Moon is one of those hidden gems that you may not have heard of before. It came out several years ago and stars Sam Rockwell as a guy who is on a 3-year stint managing a mining operation on the Moon that helps replenish Earth’s resources. If you love pure, classic science fiction…this is a film you gotta see. The movie received an 89% on Rotten Tomatoes and 8.0 rating on IMDB. Solid numbers.

On the last day of stormchasing the monsoons last year, I ended up driving over 450 miles. I was up near Winslow, the day was over and it was time to head home. I chose highway 87 which would take me through Payson, a route I’d only been on once before. A bit after 8pm I realized I was in this wide open area with retreating clouds and some of the Milky Way appearing above me. I pulled over and aimed south to capture some stars, but the clouds were quickly returning and the shot didn’t turn out so well.
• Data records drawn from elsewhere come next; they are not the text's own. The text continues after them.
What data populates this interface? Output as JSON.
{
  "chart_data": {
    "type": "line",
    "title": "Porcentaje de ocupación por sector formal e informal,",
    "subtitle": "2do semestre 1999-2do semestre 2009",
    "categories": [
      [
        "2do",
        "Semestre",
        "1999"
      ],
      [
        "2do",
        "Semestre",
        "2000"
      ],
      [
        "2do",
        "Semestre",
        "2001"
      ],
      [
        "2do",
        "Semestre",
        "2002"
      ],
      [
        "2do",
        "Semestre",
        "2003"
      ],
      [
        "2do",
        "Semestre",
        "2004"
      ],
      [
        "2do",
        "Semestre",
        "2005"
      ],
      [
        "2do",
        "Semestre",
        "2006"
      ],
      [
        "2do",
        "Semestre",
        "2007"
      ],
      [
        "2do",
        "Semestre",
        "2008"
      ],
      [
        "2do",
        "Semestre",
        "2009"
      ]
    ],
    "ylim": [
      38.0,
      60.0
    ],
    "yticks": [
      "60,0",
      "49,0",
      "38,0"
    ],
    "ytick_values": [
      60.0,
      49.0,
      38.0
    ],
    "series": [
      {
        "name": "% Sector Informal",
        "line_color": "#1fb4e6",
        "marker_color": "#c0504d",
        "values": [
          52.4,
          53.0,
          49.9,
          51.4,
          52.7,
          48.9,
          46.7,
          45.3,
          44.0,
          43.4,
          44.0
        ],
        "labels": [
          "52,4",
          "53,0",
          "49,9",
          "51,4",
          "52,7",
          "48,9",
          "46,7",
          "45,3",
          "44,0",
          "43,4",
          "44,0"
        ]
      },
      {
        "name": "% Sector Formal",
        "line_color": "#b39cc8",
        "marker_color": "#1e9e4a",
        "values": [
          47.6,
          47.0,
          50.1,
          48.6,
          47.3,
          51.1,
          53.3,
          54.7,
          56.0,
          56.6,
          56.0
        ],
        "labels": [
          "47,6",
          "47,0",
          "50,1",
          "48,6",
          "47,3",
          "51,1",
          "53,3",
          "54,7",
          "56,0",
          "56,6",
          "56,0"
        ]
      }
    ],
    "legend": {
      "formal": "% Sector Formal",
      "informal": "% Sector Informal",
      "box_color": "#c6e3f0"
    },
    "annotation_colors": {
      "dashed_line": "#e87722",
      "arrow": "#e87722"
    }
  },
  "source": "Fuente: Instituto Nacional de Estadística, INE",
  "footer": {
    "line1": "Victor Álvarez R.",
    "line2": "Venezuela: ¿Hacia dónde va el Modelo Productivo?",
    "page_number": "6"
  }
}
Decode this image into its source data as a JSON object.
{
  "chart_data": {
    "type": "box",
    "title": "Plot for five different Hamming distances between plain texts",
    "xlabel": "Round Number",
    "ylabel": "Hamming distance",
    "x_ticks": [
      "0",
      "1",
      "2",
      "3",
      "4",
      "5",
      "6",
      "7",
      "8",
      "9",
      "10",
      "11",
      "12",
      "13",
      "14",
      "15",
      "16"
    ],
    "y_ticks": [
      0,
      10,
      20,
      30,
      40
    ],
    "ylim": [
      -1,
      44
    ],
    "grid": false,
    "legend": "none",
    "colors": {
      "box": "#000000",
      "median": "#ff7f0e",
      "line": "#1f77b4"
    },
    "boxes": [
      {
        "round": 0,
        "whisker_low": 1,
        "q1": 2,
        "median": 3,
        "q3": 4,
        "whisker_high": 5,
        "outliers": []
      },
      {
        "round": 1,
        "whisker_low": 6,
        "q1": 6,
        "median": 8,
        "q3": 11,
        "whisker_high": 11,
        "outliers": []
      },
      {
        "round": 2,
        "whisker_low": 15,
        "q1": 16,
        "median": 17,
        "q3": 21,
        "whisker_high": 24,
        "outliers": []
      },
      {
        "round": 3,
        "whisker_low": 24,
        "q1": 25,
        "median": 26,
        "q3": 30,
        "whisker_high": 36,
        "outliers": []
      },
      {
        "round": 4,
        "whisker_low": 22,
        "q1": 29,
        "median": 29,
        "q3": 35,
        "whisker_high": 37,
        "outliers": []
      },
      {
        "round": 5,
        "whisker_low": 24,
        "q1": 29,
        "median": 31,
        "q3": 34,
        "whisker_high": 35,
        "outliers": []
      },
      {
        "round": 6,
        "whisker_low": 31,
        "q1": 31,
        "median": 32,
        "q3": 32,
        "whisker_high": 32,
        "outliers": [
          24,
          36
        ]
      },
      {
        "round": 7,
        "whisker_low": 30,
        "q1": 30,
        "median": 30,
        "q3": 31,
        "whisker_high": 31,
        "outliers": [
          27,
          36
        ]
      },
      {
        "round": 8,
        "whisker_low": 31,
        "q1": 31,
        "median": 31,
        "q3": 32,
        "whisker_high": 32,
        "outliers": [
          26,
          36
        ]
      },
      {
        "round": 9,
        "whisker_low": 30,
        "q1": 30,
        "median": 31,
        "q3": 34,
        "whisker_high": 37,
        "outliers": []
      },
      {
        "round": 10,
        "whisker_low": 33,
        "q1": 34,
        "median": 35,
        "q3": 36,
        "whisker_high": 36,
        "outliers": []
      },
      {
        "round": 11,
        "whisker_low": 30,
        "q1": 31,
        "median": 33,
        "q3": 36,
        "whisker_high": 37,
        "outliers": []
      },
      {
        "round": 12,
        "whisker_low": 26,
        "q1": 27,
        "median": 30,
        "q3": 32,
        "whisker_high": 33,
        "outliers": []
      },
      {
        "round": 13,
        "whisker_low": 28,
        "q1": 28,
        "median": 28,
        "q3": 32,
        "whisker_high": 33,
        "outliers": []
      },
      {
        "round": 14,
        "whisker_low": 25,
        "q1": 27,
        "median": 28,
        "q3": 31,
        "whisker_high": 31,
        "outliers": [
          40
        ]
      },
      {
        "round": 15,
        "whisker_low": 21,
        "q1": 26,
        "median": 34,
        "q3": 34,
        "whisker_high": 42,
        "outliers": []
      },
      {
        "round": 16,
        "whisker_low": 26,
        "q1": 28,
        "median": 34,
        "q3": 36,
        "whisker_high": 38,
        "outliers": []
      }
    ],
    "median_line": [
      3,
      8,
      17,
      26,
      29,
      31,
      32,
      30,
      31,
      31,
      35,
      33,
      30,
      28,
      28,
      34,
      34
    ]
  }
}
But then, as usually happens, I turned around and saw the moon rising. I’ve shown this picture to a few people, plus it appears at the end of my latest book, and most of the time the first thought is that it’s a sunrise. Until you see the stars in the sky and realize that would be impossible.

The moon rose with a orange glow about it and the clouds were perfect, even getting lit up underneath a bit as if it were a sunrise. The taillights from the car illuminated the highway.

It was so peaceful out there too…quiet, nothing for miles and miles and miles. Not a car in sight. Was a wonderful way to end the stormchasing season.